From one of the newly-genteel lace-curtained windows I can see a wild scene in the street below – the stomping, disciplined marching of thousands of feet as a Roman army marches up from the river, through the porta praetoria and along the street. The plumes on the centurions’ helmets tremble, the standard bearers hold their standards proudly aloft. And there at the front, burnished and gleaming in the sun, is the magnificent brass eagle of the great Ninth Hispana. Perhaps if I watch them I will see where they disappeared to, but at that moment a waitress drops a jug full of milk and the Ninth Legion is reduced to a fading echo of footfalls. ‘Ruby, Ruby!’ Patricia gives me a little shake. ‘Ruby, what are you staring at? Come on, it’s time to go.’

  We collect ourselves on the street outside. ‘That was horrible,’ Patricia says, over the noise of an al fresco string quartet on the pavement. ‘A tea-room, for heaven’s sakes.’ The string quartet come to a tasteful crescendo and people throw money into an empty violin case. But not us, we scurry away, past St Helen’s, the Shopkeepers’ church, along Blake Street and towards the Museum Gardens, chased all the way by the teasing, cruel chatter of the household ghosts.

  In the Museum Gardens, now entirely free to the public – no sixpence needed – we pick our way through the peacocks and squirrels and tourists that litter the grass and make our way down to the path by the river and walk the length from Lendal Bridge to Queen Anne’s and back again. We pause at the foot of Marygate and watch a train crossing Scarborough Bridge.

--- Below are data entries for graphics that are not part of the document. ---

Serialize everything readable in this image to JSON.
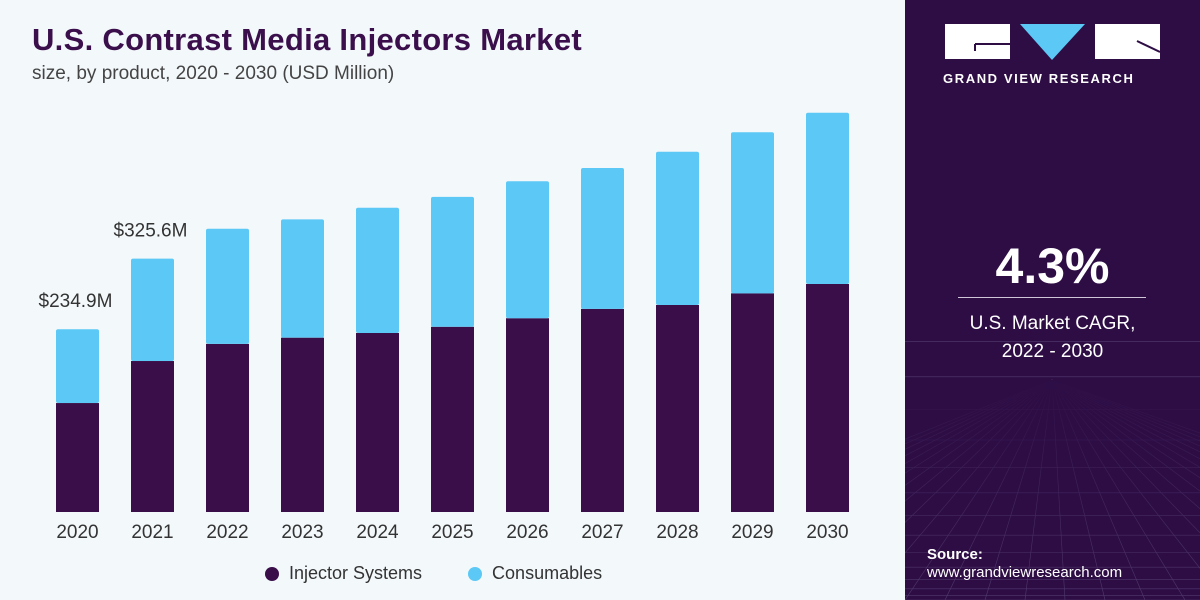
{
  "title": "U.S. Contrast Media Injectors Market",
  "subtitle": "size, by product, 2020 - 2030 (USD Million)",
  "brand": {
    "name": "GRAND VIEW RESEARCH",
    "logo_color": "#5bc8f5"
  },
  "cagr": {
    "value": "4.3%",
    "label_line1": "U.S. Market CAGR,",
    "label_line2": "2022 - 2030"
  },
  "source": {
    "label": "Source:",
    "url": "www.grandviewresearch.com"
  },
  "colors": {
    "injector_systems": "#390e49",
    "consumables": "#5bc8f5",
    "panel": "#2e0d45"
  },
  "chart_data": {
    "type": "bar",
    "stacked": true,
    "categories": [
      "2020",
      "2021",
      "2022",
      "2023",
      "2024",
      "2025",
      "2026",
      "2027",
      "2028",
      "2029",
      "2030"
    ],
    "series": [
      {
        "name": "Injector Systems",
        "values": [
          140,
          194,
          216,
          224,
          230,
          238,
          249,
          261,
          266,
          281,
          293
        ]
      },
      {
        "name": "Consumables",
        "values": [
          94.9,
          131.6,
          148,
          152,
          161,
          167,
          176,
          181,
          197,
          207,
          220
        ]
      }
    ],
    "annotations": [
      {
        "category": "2020",
        "text": "$234.9M"
      },
      {
        "category": "2021",
        "text": "$325.6M"
      }
    ],
    "ylim": [
      0,
      520
    ],
    "grid": false,
    "legend_placement": "bottom"
  }
}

The water level in the Ouse is very low for this time of year, exposing the different strata of earth and mud which line it. Everyone has left something here – the unnamed tribes, the Celts, the Romans, the Vikings, the Saxons, the Normans and all those who came after, they have all left their lost property – the buttons and fans, the rings and torques, the bullae and fibulae. The riverbank winks momentarily with a thousand, zillion, million pins. A trick of the light. The past is a cupboard full of light and all you have to do is find the key that opens the door.